Rebecca VanderburgIn the design industry, it is not uncommon for a designer to work as part of a team. As with all group projects, there can be a certain level of friction between members and this friction can be blown out of proportion when additional restrictions are added. Time and budget restraints are the most common restrictions on a project. When the pressure to conform to these restrictions is pushed to the brink of destruction, the group leader will distribute the pressure amongst the rest of the group.

What complicates the situation is the individual, their lifestyle choices and personal struggles. We can never know the whole story and it makes it difficult to demand a particular level of involvement from each individual without understanding their unique skills, flaws and general personality traits.

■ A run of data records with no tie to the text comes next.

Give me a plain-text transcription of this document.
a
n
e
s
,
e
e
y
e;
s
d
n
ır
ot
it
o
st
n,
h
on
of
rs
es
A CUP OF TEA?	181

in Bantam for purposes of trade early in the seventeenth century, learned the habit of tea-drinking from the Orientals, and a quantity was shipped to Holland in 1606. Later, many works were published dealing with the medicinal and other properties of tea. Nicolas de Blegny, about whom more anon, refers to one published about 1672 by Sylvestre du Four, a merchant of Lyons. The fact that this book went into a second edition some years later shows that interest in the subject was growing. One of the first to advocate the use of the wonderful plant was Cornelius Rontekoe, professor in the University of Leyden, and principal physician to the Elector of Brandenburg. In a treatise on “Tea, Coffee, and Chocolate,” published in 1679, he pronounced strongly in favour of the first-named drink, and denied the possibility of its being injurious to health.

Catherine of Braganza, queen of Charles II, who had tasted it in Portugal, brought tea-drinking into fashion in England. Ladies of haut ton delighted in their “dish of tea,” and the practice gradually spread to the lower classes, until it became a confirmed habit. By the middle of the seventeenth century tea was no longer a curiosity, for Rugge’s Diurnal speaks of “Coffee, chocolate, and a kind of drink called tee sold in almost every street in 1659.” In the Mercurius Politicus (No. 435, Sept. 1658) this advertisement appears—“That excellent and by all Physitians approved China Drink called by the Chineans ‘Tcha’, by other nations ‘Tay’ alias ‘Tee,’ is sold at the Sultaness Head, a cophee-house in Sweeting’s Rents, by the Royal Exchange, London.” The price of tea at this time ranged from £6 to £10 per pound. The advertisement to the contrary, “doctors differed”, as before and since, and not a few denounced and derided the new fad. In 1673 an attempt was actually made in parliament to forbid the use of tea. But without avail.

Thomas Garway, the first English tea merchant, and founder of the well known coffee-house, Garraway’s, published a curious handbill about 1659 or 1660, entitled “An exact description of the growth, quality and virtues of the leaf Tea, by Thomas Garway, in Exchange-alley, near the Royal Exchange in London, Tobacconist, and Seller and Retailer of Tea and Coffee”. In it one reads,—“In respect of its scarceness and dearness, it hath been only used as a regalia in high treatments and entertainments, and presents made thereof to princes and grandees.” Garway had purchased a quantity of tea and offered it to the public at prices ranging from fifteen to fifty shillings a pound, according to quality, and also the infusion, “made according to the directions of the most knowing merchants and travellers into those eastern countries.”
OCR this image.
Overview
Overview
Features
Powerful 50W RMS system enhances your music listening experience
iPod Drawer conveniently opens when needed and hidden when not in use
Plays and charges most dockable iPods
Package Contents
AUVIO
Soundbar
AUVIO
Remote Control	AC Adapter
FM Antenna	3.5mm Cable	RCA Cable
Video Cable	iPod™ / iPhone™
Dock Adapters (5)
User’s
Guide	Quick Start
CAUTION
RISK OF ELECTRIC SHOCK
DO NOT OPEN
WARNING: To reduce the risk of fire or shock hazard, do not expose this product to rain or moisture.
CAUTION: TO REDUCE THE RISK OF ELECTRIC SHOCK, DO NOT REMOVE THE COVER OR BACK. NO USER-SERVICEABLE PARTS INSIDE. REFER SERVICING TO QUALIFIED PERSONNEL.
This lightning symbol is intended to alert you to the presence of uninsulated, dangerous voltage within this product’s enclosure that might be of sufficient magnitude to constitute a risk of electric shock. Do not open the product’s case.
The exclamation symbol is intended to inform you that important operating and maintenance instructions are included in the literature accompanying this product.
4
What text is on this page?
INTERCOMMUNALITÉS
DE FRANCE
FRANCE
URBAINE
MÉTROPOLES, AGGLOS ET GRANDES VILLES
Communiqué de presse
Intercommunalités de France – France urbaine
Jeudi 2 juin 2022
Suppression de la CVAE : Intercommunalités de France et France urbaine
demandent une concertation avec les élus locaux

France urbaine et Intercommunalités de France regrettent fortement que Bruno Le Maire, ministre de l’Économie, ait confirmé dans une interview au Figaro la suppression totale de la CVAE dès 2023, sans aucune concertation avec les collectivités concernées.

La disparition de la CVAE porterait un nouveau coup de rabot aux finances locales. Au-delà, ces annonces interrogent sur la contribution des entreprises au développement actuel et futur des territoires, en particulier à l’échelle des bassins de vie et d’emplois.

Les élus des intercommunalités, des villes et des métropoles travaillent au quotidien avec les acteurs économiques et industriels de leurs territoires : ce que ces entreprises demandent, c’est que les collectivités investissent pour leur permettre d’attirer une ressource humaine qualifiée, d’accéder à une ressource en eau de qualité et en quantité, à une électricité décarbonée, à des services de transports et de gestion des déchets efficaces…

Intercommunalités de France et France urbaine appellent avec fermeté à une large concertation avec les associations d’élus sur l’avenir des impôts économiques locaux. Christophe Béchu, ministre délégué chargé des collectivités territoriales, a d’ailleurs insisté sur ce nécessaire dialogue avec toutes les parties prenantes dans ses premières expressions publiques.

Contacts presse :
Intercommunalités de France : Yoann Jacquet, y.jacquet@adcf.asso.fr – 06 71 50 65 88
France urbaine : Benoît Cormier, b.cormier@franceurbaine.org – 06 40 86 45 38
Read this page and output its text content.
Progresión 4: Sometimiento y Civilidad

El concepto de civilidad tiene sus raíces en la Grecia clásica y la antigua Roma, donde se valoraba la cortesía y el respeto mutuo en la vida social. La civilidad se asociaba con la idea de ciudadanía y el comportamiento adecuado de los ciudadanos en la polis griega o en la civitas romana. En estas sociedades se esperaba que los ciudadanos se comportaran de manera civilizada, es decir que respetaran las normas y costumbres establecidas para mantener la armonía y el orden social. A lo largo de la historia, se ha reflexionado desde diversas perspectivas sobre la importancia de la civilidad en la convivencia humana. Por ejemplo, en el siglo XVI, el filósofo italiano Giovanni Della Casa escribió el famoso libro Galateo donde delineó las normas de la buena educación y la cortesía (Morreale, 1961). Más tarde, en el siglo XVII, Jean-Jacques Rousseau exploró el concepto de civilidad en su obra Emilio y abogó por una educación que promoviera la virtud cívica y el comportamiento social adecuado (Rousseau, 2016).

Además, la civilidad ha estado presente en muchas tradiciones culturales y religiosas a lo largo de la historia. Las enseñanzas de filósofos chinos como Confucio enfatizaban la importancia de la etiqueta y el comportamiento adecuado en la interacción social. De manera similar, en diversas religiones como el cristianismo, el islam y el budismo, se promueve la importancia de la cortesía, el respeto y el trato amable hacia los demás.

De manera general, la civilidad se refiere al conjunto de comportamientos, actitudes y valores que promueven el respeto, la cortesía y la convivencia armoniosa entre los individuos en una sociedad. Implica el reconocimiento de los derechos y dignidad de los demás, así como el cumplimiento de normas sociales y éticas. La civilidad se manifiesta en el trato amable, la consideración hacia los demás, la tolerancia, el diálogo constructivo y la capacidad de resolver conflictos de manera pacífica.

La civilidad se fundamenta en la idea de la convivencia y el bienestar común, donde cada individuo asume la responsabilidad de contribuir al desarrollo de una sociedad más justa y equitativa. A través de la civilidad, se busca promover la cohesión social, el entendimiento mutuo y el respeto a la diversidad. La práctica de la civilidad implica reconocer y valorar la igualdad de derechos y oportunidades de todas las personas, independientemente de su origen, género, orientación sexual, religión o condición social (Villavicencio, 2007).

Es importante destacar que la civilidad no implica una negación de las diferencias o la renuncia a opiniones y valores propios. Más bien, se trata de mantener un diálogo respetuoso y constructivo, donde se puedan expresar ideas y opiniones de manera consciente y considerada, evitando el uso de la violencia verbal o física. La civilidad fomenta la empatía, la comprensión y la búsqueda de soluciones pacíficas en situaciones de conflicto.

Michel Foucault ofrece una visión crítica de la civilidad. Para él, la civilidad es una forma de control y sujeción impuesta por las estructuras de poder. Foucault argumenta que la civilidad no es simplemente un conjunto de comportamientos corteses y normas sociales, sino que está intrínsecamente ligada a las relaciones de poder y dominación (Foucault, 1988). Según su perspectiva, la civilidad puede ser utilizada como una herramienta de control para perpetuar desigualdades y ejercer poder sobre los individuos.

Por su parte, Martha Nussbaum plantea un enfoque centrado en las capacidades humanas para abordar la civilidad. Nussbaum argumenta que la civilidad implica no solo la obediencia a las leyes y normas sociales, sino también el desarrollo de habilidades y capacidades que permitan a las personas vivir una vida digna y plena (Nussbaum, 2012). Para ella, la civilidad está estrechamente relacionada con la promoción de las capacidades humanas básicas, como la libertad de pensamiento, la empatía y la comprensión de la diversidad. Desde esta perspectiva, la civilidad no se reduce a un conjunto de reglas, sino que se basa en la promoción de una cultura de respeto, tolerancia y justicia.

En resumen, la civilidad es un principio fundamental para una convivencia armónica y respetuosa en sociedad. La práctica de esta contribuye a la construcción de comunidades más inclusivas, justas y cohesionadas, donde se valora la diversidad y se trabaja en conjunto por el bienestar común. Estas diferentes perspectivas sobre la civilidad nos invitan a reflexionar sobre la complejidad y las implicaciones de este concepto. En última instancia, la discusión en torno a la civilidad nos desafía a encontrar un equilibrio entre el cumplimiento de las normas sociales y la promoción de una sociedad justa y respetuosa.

While battling anxiety myself, I have struggled working in a group which places the project at a lower priority. When other people rely on me to contribute in one way or another, I feel the pressure is even heavier on me to produce a higher standard of work. This pressure causes an increase in my anxiety and has caused disruption in my life in the past. I have realised that the only way to keep your head-space clear of uncertainty and paranoia is to talk about it. Both professional and personal relationships can help in this situation and even just getting a second opinion (to your own) is an important part of growth as an individual and as a designer.

One of my recent project has caused me to second guess my position in the group dynamic, whether as a result of anxiety or reasonable doubt. The pressure of time constraints has filtered down to the individuals and some of us cope better than others. I have felt a distance between myself and my group as if they had decided my skills and input were irrelevant. When the lecturer has then asked something of me, my ability to produce anything is hindered by my lack of involvement in the group. Am I being let down by my group for not providing me with the documents promised by them or am I suffering mild paranoia and should really be taking responsibility for my own inability to perform to the standard expected by my lecturers and tutors? Why do I feel like the lecturer is disappointed in me rather than disappointed in my group? Perhaps, I am unaware of the discussions made with the other members and should focus on taking responsibility for my own contributions.

This is the discussion I have been having with my personal and professional network; a struggle I am sure many professionals have had at one stage or another; something about myself I will grow to understand.